O ışıktır ki onu huzuruyla büyüleyen o ışıktır ki şehirden şehire beliren.
İçinde binbir dert hepsi birbirinden habersiz birbiriyle kavgalı hepsi birbirinden sevimsiz ve dalgalı,hepsi birbirinden derin ve yaralı, hepsi birbirinden dertli ve ağrılı.
O ışıktır ki parıldarken onu kendinden geçiren büyüleyici güzelliği solmasın. ayışığına bakmaktan bile çekinen.
Gece ışığim benim
İlk sevgilim ilk hayalim ilk hüznüm diye seven.
Yahu asıl sensin nefes kesen.Hiç sabah gökyüzüne bakınca ayı göremeyip ağlayan bir çocuk gördünüz mü ? O küçük büyüdü ve gökyüzüne küstü.
Birçok anlam yüklediği o ay sabahları parlayamıyor diye aydınlığa onun yerini alan güneşe gökyüzünü örten bulutlara.
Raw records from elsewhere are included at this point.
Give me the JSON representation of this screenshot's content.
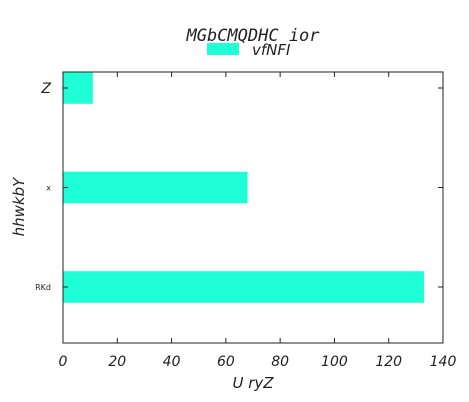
{
  "chart_data": {
    "type": "bar",
    "orientation": "horizontal",
    "title": "MGbCMQDHC  ior",
    "xlabel": "U  ryZ",
    "ylabel": "hhwkbY",
    "categories": [
      "Z",
      "x",
      "RKd"
    ],
    "series": [
      {
        "name": "vfNFI",
        "values": [
          11,
          68,
          133
        ],
        "color": "#1effd8"
      }
    ],
    "xlim": [
      0,
      140
    ],
    "xticks": [
      0,
      20,
      40,
      60,
      80,
      100,
      120,
      140
    ],
    "grid": false,
    "legend_position": "top-center"
  }
}
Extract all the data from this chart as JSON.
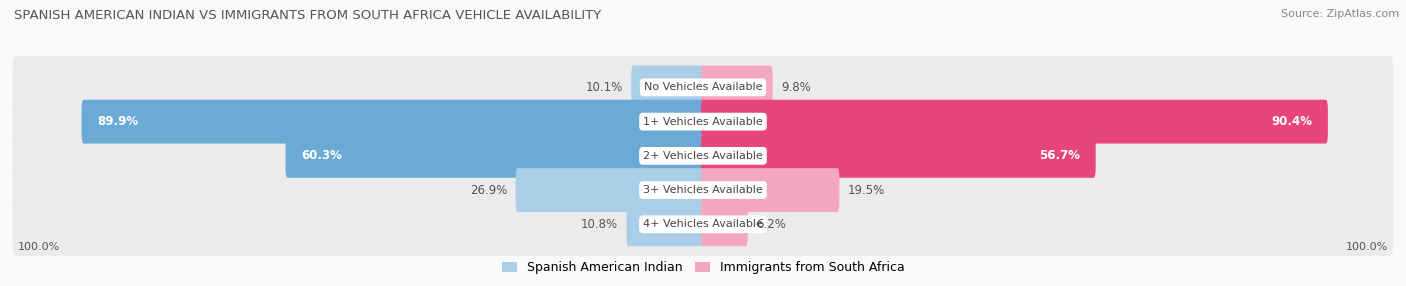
{
  "title": "SPANISH AMERICAN INDIAN VS IMMIGRANTS FROM SOUTH AFRICA VEHICLE AVAILABILITY",
  "source": "Source: ZipAtlas.com",
  "categories": [
    "No Vehicles Available",
    "1+ Vehicles Available",
    "2+ Vehicles Available",
    "3+ Vehicles Available",
    "4+ Vehicles Available"
  ],
  "left_values": [
    10.1,
    89.9,
    60.3,
    26.9,
    10.8
  ],
  "right_values": [
    9.8,
    90.4,
    56.7,
    19.5,
    6.2
  ],
  "left_color_large": "#6aaad4",
  "left_color_small": "#aacde8",
  "right_color_large": "#e8457a",
  "right_color_small": "#f4a8c0",
  "left_label": "Spanish American Indian",
  "right_label": "Immigrants from South Africa",
  "row_bg_color": "#ebebeb",
  "background_color": "#f9f9f9",
  "max_value": 100.0,
  "large_threshold": 40
}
Birtek yıldızlara ve karanlığa dargın değil çünkü onlar ayışığıyla birlikte gündüzleri kaybolur ve gece ayışığı belirdiğinde belirirlerdi.
O gencin kişiliğide ayışığı gibi aydınlıkta soyutlardı kendini.
Tüm derdini dinlerdi ayışığı gencin genç onu neden bu kadar sevdi dersin kendine benzettiği için mi?Sevmezdi gündüzleri aydınlığı çünkü o sadece kendini aydınlatan ayışığını severdi. Çünkü o da tıpkı sadece utangaç bir tavırla sadece kendini aydınlatabilirdi.